Lassa fever Outbreak, Grand Bassa County, Liberia, 2021
Background
In Liberia, Lassa fever (LF) cases have been recorded in previously disease-free areas, with a 56% fatality rate since December 2020. In March 2021, District # 3A &B reported a suspected Lassa fever outbreak at the Liberia Agriculture Company hospital. We investigated to confirm the outbreak, describe the magnitude, implement preventive and control measures.
Methods
We conducted descriptive cross-sectional study.
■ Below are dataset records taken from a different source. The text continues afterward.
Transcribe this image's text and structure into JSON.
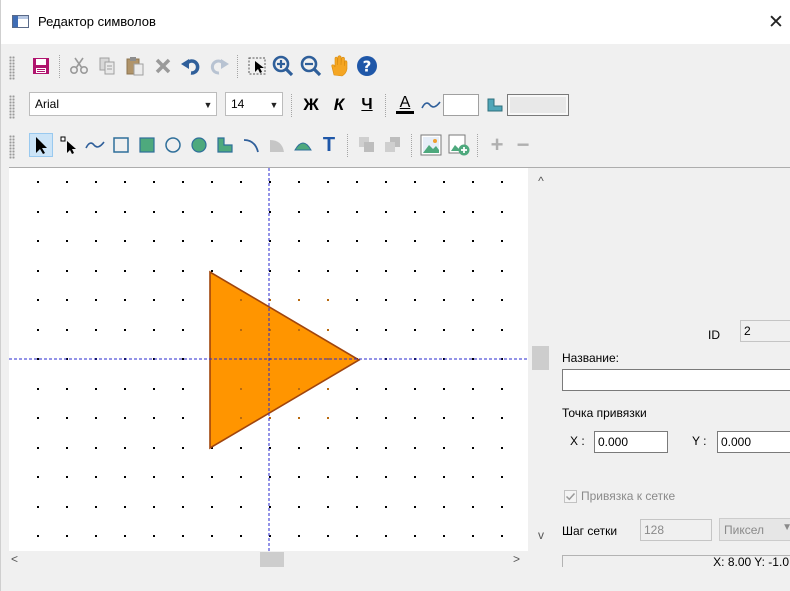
{
  "window": {
    "title": "Редактор символов",
    "close_glyph": "✕"
  },
  "toolbar_main": {
    "buttons": [
      {
        "name": "save",
        "icon": "save-icon"
      },
      {
        "name": "cut",
        "icon": "scissors-icon"
      },
      {
        "name": "copy",
        "icon": "copy-icon"
      },
      {
        "name": "paste",
        "icon": "paste-icon"
      },
      {
        "name": "delete",
        "icon": "delete-x-icon"
      },
      {
        "name": "undo",
        "icon": "undo-icon"
      },
      {
        "name": "redo",
        "icon": "redo-icon"
      },
      {
        "name": "select-region",
        "icon": "select-region-icon"
      },
      {
        "name": "zoom-in",
        "icon": "zoom-in-icon"
      },
      {
        "name": "zoom-out",
        "icon": "zoom-out-icon"
      },
      {
        "name": "pan",
        "icon": "hand-icon"
      },
      {
        "name": "help",
        "icon": "help-icon"
      }
    ]
  },
  "toolbar_format": {
    "font_name": "Arial",
    "font_size": "14",
    "bold_label": "Ж",
    "italic_label": "К",
    "underline_label": "Ч",
    "font_color_label": "A",
    "font_color": "#000000",
    "line_color_icon": "line-color-icon",
    "fill_color_icon": "fill-color-icon"
  },
  "toolbar_draw": {
    "text_tool_label": "T",
    "add_label": "+",
    "remove_label": "−",
    "tools": [
      {
        "name": "pointer",
        "icon": "pointer-icon",
        "active": true
      },
      {
        "name": "node-edit",
        "icon": "node-pointer-icon"
      },
      {
        "name": "polyline",
        "icon": "polyline-icon"
      },
      {
        "name": "rectangle",
        "icon": "rectangle-icon"
      },
      {
        "name": "filled-rectangle",
        "icon": "filled-rectangle-icon"
      },
      {
        "name": "ellipse",
        "icon": "ellipse-icon"
      },
      {
        "name": "filled-ellipse",
        "icon": "filled-ellipse-icon"
      },
      {
        "name": "polygon",
        "icon": "polygon-icon"
      },
      {
        "name": "arc",
        "icon": "arc-icon"
      },
      {
        "name": "pie",
        "icon": "pie-icon"
      },
      {
        "name": "chord",
        "icon": "chord-icon"
      },
      {
        "name": "text",
        "icon": "text-icon"
      },
      {
        "name": "bring-front",
        "icon": "bring-front-icon"
      },
      {
        "name": "send-back",
        "icon": "send-back-icon"
      },
      {
        "name": "image",
        "icon": "image-icon"
      },
      {
        "name": "add-image",
        "icon": "add-image-icon"
      },
      {
        "name": "add",
        "icon": "plus-icon"
      },
      {
        "name": "remove",
        "icon": "minus-icon"
      }
    ]
  },
  "canvas": {
    "shape": "triangle",
    "shape_fill": "#ff9500",
    "shape_stroke": "#a0450d",
    "guide_color": "#2a2ad0",
    "grid_dot_color": "#000000"
  },
  "scroll": {
    "up": "^",
    "down": "v",
    "left": "<",
    "right": ">"
  },
  "panel": {
    "id_label": "ID",
    "id_value": "2",
    "name_label": "Название:",
    "name_value": "",
    "anchor_label": "Точка привязки",
    "x_label": "X :",
    "x_value": "0.000",
    "y_label": "Y :",
    "y_value": "0.000",
    "snap_label": "Привязка к сетке",
    "snap_checked": true,
    "grid_step_label": "Шаг сетки",
    "grid_step_value": "128",
    "unit_value": "Пиксел",
    "status_text": "X: 8.00  Y: -1.0"
  }
}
A case was any person in Grand Bassa County with fever (>38 oC) and/or: malaise, sore throat, cough, nausea, vomiting, diarrhoea, myalgia, bleeding and absence of a response after 48 hours of anti-malarial treatment and /or broad spectrum antibiotic from the 27th February to 14th July 2021. We interviewed cases, reviewed outpatient registers, clinical records for demographics, clinical symptoms, and outcomes. Blood specimens were tested by real-time polymerase chain (rt-PCR). Active case search and contacts tracing was conducted. We assessed health education in affected communities and did environmental assessments. We summarized data into frequencies and proportions.
Results
Of the four cases confirmed, 50% were female, median age; 44 years (range:24-55). Attack rate was 8 per 100,000 and case fatality rate: 25%. Major signs & symptoms included; myalgia100 % (4/4), swollen neck100 %(4/4), sore throat 75% (3/4), nausea 75% (3/4). A total of 39 contacts were identified and quarantined. About 25.6% (10/39) were classified as high-risk contacts, most were females (69%) and health workers (59%). The affected community had overgrown weeds close to residential areas; consumption of rodents for food and garbage disposal in open areas encouraged rodent infestation. LF messages were aired to educate the public.
Conclusion
LF outbreak was confirmed in district # 3A and B. The findings suggested the outbreak was due to rodent ingestion, and poor sanitation. Timely risk communication, rodent control, and sanitation education helped control the outbreak. WASH-IPC interventions in health facilities should be improved to protect staff.